Perry Roy Segal M.D., License No. C 39242, is a 1976 graduate of Johns Hopkins University School of Medicine, and is certified by the American Board of Psychiatry and Neurology. He was licensed as a California Physician and Surgeon in June 1980. He is listed as a QME in psychiatry with an office at 250 Blossom Hill Road, in Los Gatos California.
The DWC Disciplined Physicians List shows that his QME certification has been revoked with revocation stayed. He was placed on probation from 10/18/2018 through 10/18/2019 concurrent with Medical Board probation and discipline order..
The Accusation filed against Dr. Segal in July 2015 claimed he engaged in “unprofessional conduct amounting to gross negligence and/or repeated negligent acts and/or incompetence in the care and treatment of Patient T.D.” He had been treating this patient for depression and anxiety, allegedly stemming in part from a possible work-related injury since March, 1999.
On August 6, 2013, the Medical Board received a complaint from a pharmacist, Dr. R. W., at the Fox Army Health Center in Redstone Arsenal, Alabama, regarding Dr. Segal’s prescriptions of pain medication to Patient T.D.
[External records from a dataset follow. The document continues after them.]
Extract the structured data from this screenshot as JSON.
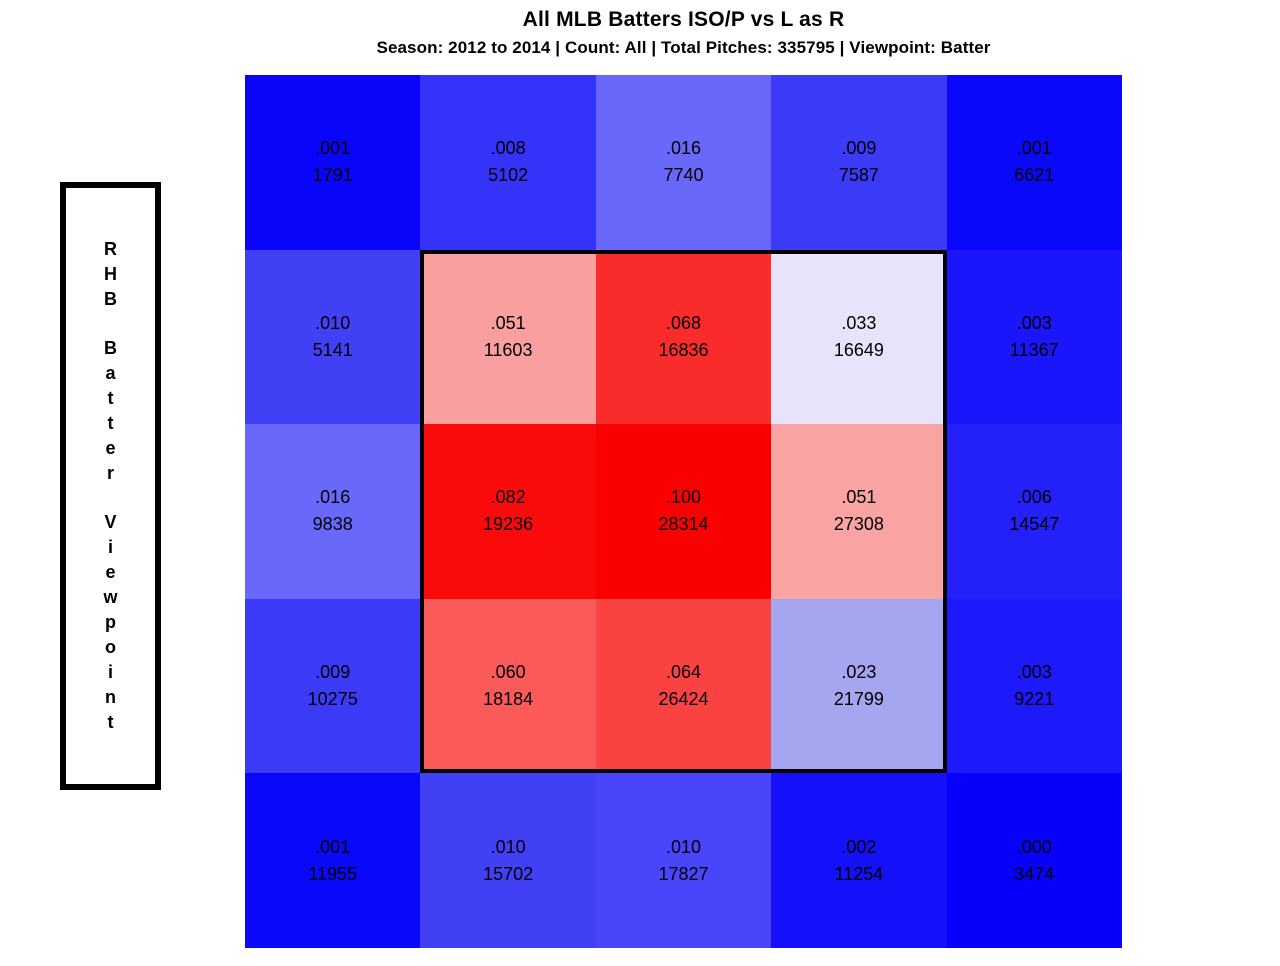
{
  "title": "All MLB Batters ISO/P vs L as R",
  "subtitle": "Season: 2012 to 2014 | Count: All | Total Pitches: 335795 | Viewpoint: Batter",
  "side_label": "RHB Batter Viewpoint",
  "chart_data": {
    "type": "heatmap",
    "title": "All MLB Batters ISO/P vs L as R",
    "subtitle_fields": {
      "season": "2012 to 2014",
      "count": "All",
      "total_pitches": "335795",
      "viewpoint": "Batter"
    },
    "viewpoint_label": "RHB Batter Viewpoint",
    "metric": "ISO/P",
    "grid": {
      "rows": 5,
      "cols": 5
    },
    "colormap": {
      "low": "#0800FA",
      "mid": "#FFFFFF",
      "high": "#FA0000"
    },
    "strike_zone": {
      "row_start": 2,
      "col_start": 2,
      "row_end": 4,
      "col_end": 4
    },
    "cells": [
      [
        {
          "iso": ".001",
          "pitches": "1791",
          "color": "#0805FA"
        },
        {
          "iso": ".008",
          "pitches": "5102",
          "color": "#3533FA"
        },
        {
          "iso": ".016",
          "pitches": "7740",
          "color": "#6A68FA"
        },
        {
          "iso": ".009",
          "pitches": "7587",
          "color": "#3B3AF7"
        },
        {
          "iso": ".001",
          "pitches": "6621",
          "color": "#0A08FA"
        }
      ],
      [
        {
          "iso": ".010",
          "pitches": "5141",
          "color": "#4240F5"
        },
        {
          "iso": ".051",
          "pitches": "11603",
          "color": "#FA9F9F"
        },
        {
          "iso": ".068",
          "pitches": "16836",
          "color": "#FA2B2B"
        },
        {
          "iso": ".033",
          "pitches": "16649",
          "color": "#E6E3FA"
        },
        {
          "iso": ".003",
          "pitches": "11367",
          "color": "#1A15FA"
        }
      ],
      [
        {
          "iso": ".016",
          "pitches": "9838",
          "color": "#6A68FA"
        },
        {
          "iso": ".082",
          "pitches": "19236",
          "color": "#FA0A0A"
        },
        {
          "iso": ".100",
          "pitches": "28314",
          "color": "#FA0000"
        },
        {
          "iso": ".051",
          "pitches": "27308",
          "color": "#FAA3A3"
        },
        {
          "iso": ".006",
          "pitches": "14547",
          "color": "#2420FA"
        }
      ],
      [
        {
          "iso": ".009",
          "pitches": "10275",
          "color": "#3B3AF7"
        },
        {
          "iso": ".060",
          "pitches": "18184",
          "color": "#FA5A5A"
        },
        {
          "iso": ".064",
          "pitches": "26424",
          "color": "#FA4242"
        },
        {
          "iso": ".023",
          "pitches": "21799",
          "color": "#A5A5F0"
        },
        {
          "iso": ".003",
          "pitches": "9221",
          "color": "#1C1AFA"
        }
      ],
      [
        {
          "iso": ".001",
          "pitches": "11955",
          "color": "#0A08FA"
        },
        {
          "iso": ".010",
          "pitches": "15702",
          "color": "#4240F5"
        },
        {
          "iso": ".010",
          "pitches": "17827",
          "color": "#4845FA"
        },
        {
          "iso": ".002",
          "pitches": "11254",
          "color": "#1410FA"
        },
        {
          "iso": ".000",
          "pitches": "3474",
          "color": "#0700FA"
        }
      ]
    ]
  }
}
In an interview with the Medical Board, Dr. R. W . detailed that Patient T.D. was receiving prescriptions for Percocet from the Respondent which she filled in Alabama, but that Patient T.D. also filled other pain medication prescriptions in California. Dr. R. W .also reported that it appeared that Respondent, a psychiatrist, was prescribing pain medications and performing pain management without conducting proper physical examinations.
Dr. R. W. reported that she tried repeatedly to discuss the situation with Respondent, who would not contact her. Eventually, Dr. R. W. reached Respondent, who was uncooperative and evasive, telling her that Patient T . D . was a family friend. Ultimately, the Fox Army Health Center refused to fill additional prescriptions for Patient T.D.
Pharmacy and medical records show that during a sample three-year period, Dr. Segal prescribed Patient T.D. various doses and quantities of Demerol, Percocet, Valium, Ambien, Dilaudid, Soma, and Xanax. During this time, Patient T.D. also received pain medications from at least four other doctors.
During his interview with the Board, Segal admitted that he had prescribed pain medications to Patient T.D .for at least a decade, and that he did so as a stop-gap measure to support her during a time when he believed that she had difficulty receiving pain medications from her other health care providers. He stated that he prescribed several dangerous drugs and narcotics to Patient T.D. because she asked for them by name.
During his interview with the Board, Dr. Segal admitted that in the more than ten years of prescribing her pain medication, he had never checked with Patient T. D. s other doctors to ensure that she was not receiving pain medication from multiple providers. He also admitted that he had never checked the Control led Substance Utilization Review and Evaluation System (CURES) to verify her claims that she could not get pain medication from other providers. During his interview with the Board, he admitted that he did not know that CURES existed.
Had he checked CURES or with Patient T. D .’s other health care providers, he would have learned that she was receiving pain medication from at least four other doctors.
In May 2016, Dr. Segal and his attorney signed a Stipulated Settlement with the California Medical Board.